AMD detailed significant engineering advancements within its Instinct MI355X AI accelerator at the ISSCC symposium in San Francisco on February 16, revealing how the company doubled compute throughput while maintaining a similar die area to its predecessor. The MI355X, based on the CDNA 4 architecture, was initially released in June, but the ISSCC presentation offered the first in-depth look at the technical strategies employed to achieve these gains.
A key innovation lies in the reduction of compute units within each Accelerator Complex Die (XCD). The MI355X features 32 active compute units, down from 38 in the MI300X. However, AMD simultaneously doubled the per-CU FP8 throughput – from 4,096 FLOPS per clock to 8,192 – through a redesign of the matrix execution hardware. This approach prioritized performance per unit rather than simply increasing the number of compute units.
Ramasamy Adaikkalavan, an AMD fellow design engineer, explained that the 32-CU count was a deliberate choice to maintain a “clean power-of-two structure,” simplifying tensor tiling and workload partitioning for AI kernels. This structure allows for more efficient distribution of work across the hardware, minimizing performance penalties associated with uneven workload distribution.
AMD similarly implemented a “selective sharing strategy” for arithmetic components. Rather than dedicating hardware to each numeric format – a costly approach – or sharing all hardware across all formats – an inefficient one – AMD analyzed each component and shared resources only where the power consumption remained acceptable. This resulted in a 1.9x improvement in FP8 compute performance, delivering five petaflops, while keeping the die area at 110 mm² per XCD.
Further enhancements were made to the interconnect. The MI355X reduced the number of I/O dies from four to two, directly connecting them to each other. This consolidation reduced die-to-die crossings, eliminating circuitry needed for domain crossings and protocol translations. The freed-up space was used to widen the Infinity Fabric data pipeline, increasing HBM read bandwidth by 1.5x – from 5.3 to 8.0 TB/s – while lowering operating voltages and frequencies, resulting in a 1.3x improvement in HBM read bandwidth per watt.
AMD also optimized interconnect power consumption by roughly 20% through custom wire engineering, tuning segment lengths and routing patterns. The company also increased the size of the Local Data Share (LDS) – an on-chip scratchpad memory – to 160KB per CU, double the 64KB available in the MI300X series, and doubled its bandwidth.

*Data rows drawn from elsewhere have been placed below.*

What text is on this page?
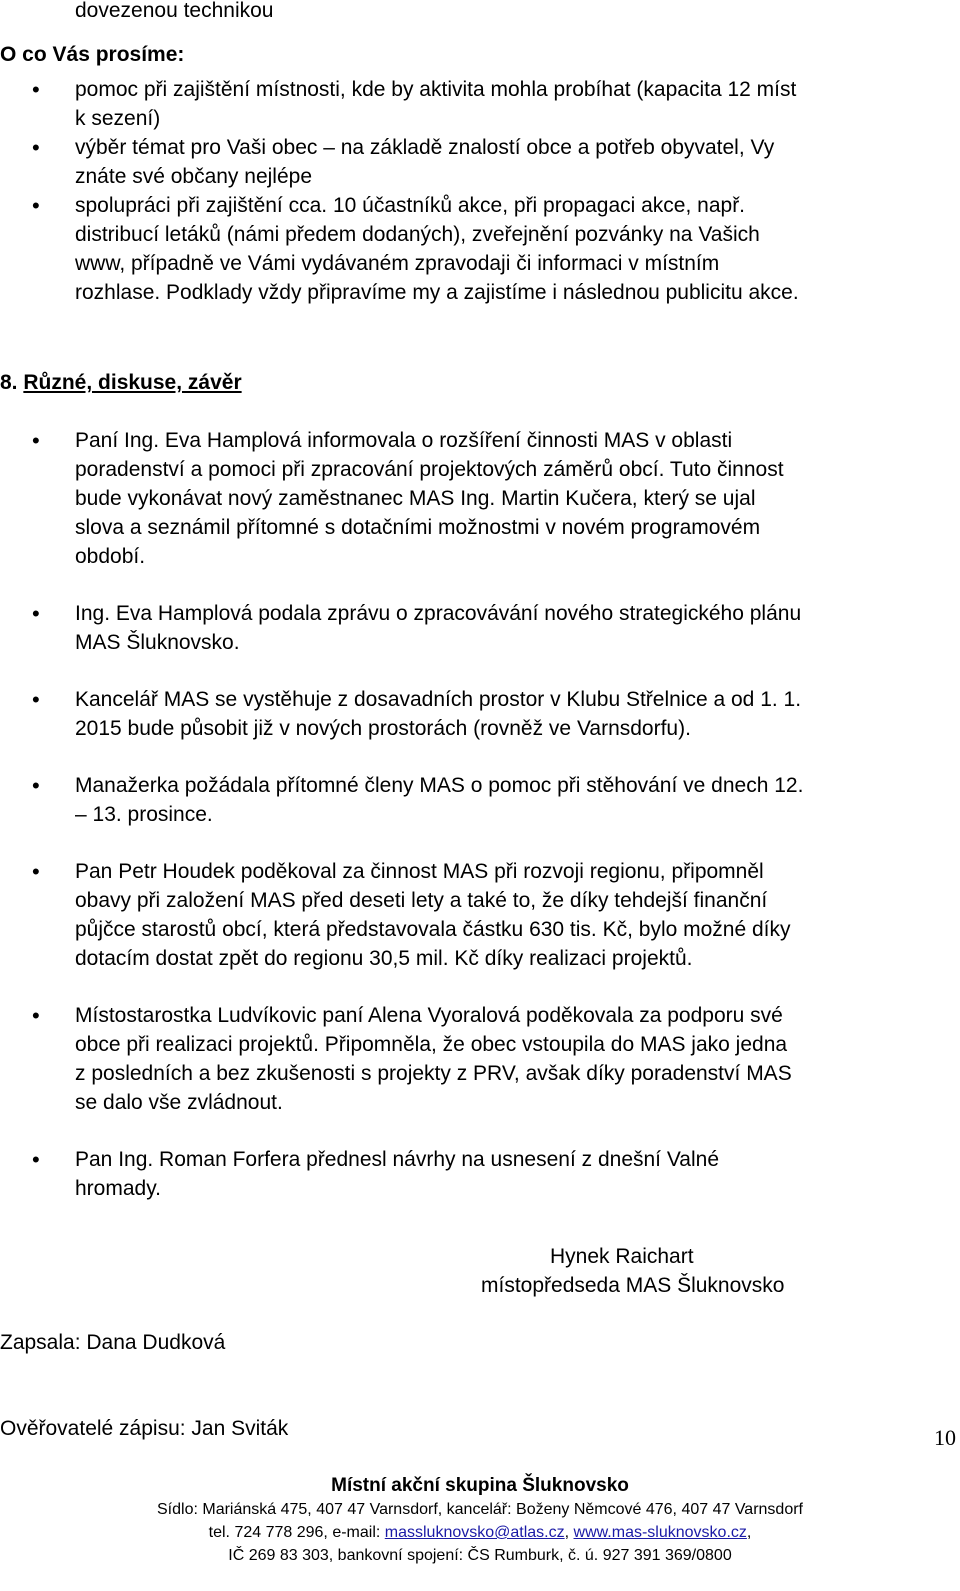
dovezenou technikou

O co Vás prosíme:

• • pomoc při zajištění místnosti, kde by aktivita mohla probíhat (kapacita 12 míst
k sezení)
• • výběr témat pro Vaši obec – na základě znalostí obce a potřeb obyvatel, Vy
znáte své občany nejlépe
• • spolupráci při zajištění cca. 10 účastníků akce, při propagaci akce, např.
distribucí letáků (námi předem dodaných), zveřejnění pozvánky na Vašich
www, případně ve Vámi vydávaném zpravodaji či informaci v místním
rozhlase. Podklady vždy připravíme my a zajistíme i následnou publicitu akce.

8. Různé, diskuse, závěr

• • Paní Ing. Eva Hamplová informovala o rozšíření činnosti MAS v oblasti
poradenství a pomoci při zpracování projektových záměrů obcí. Tuto činnost
bude vykonávat nový zaměstnanec MAS Ing. Martin Kučera, který se ujal
slova a seznámil přítomné s dotačními možnostmi v novém programovém
období.
• • Ing. Eva Hamplová podala zprávu o zpracovávání nového strategického plánu
MAS Šluknovsko.
• • Kancelář MAS se vystěhuje z dosavadních prostor v Klubu Střelnice a od 1. 1.
2015 bude působit již v nových prostorách (rovněž ve Varnsdorfu).
• • Manažerka požádala přítomné členy MAS o pomoc při stěhování ve dnech 12.
– 13. prosince.
• • Pan Petr Houdek poděkoval za činnost MAS při rozvoji regionu, připomněl
obavy při založení MAS před deseti lety a také to, že díky tehdejší finanční
půjčce starostů obcí, která představovala částku 630 tis. Kč, bylo možné díky
dotacím dostat zpět do regionu 30,5 mil. Kč díky realizaci projektů.
• • Místostarostka Ludvíkovic paní Alena Vyoralová poděkovala za podporu své
obce při realizaci projektů. Připomněla, že obec vstoupila do MAS jako jedna
z posledních a bez zkušenosti s projekty z PRV, avšak díky poradenství MAS
se dalo vše zvládnout.
• • Pan Ing. Roman Forfera přednesl návrhy na usnesení z dnešní Valné
hromady.

Hynek Raichart

místopředseda MAS Šluknovsko

Zapsala: Dana Dudková

Ověřovatelé zápisu: Jan Sviták	10
Místní akční skupina Šluknovsko
Sídlo: Mariánská 475, 407 47 Varnsdorf, kancelář: Boženy Němcové 476, 407 47 Varnsdorf
tel. 724 778 296, e-mail: massluknovsko@atlas.cz, www.mas-sluknovsko.cz,
IČ 269 83 303, bankovní spojení: ČS Rumburk, č. ú. 927 391 369/0800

This larger LDS improves data reuse within the matrix compute units, reducing the need to access slower memory tiers.
Performance benchmarks submitted to MLPerf Inference v5.1 showed the MI355X achieving 93,045 tokens per second on the Llama 2 70B benchmark, a 2.7x improvement over the MI325X. Internal AMD testing demonstrated roughly a threefold improvement in token generation across DeepSeek R1, Llama 4 Maverick, and Llama 3.3 70B when running FP4 inference against the MI300X’s FP8 results.
However, AMD cautioned that comparisons with Nvidia’s GB200 require careful consideration. While the MI355X completed a Llama 2 70B LoRA fine-tuning run in 10.18 minutes, compared to 11.15 minutes for the GB200, the AMD result used FP4 while the Nvidia figure was based on FP8. Adaikkalavan noted that the MI355X’s performance matched the more expensive GB200, attributing this to both hardware improvements and advancements in open-source software frameworks.
The MI355X features 288GB of HBM3E memory, exceeding the GB200’s 192GB, and delivers 2.1x the FP64 throughput. For general inference workloads, the two accelerators offer comparable performance, with the MI355X’s larger memory pool providing an advantage for running large models without distribution.
Both the MI350X (1,000W TBP, 2,200 MHz) and MI355X (1,400W TBP, 2,400 MHz) maintain the same physical form factor as the MI300X, allowing for a drop-in upgrade to existing infrastructure. AMD is already developing the MI400 series, built on TSMC’s N2 process, which will feature 432GB of HBM4 and double the compute capabilities, slated for release in the second half of the year.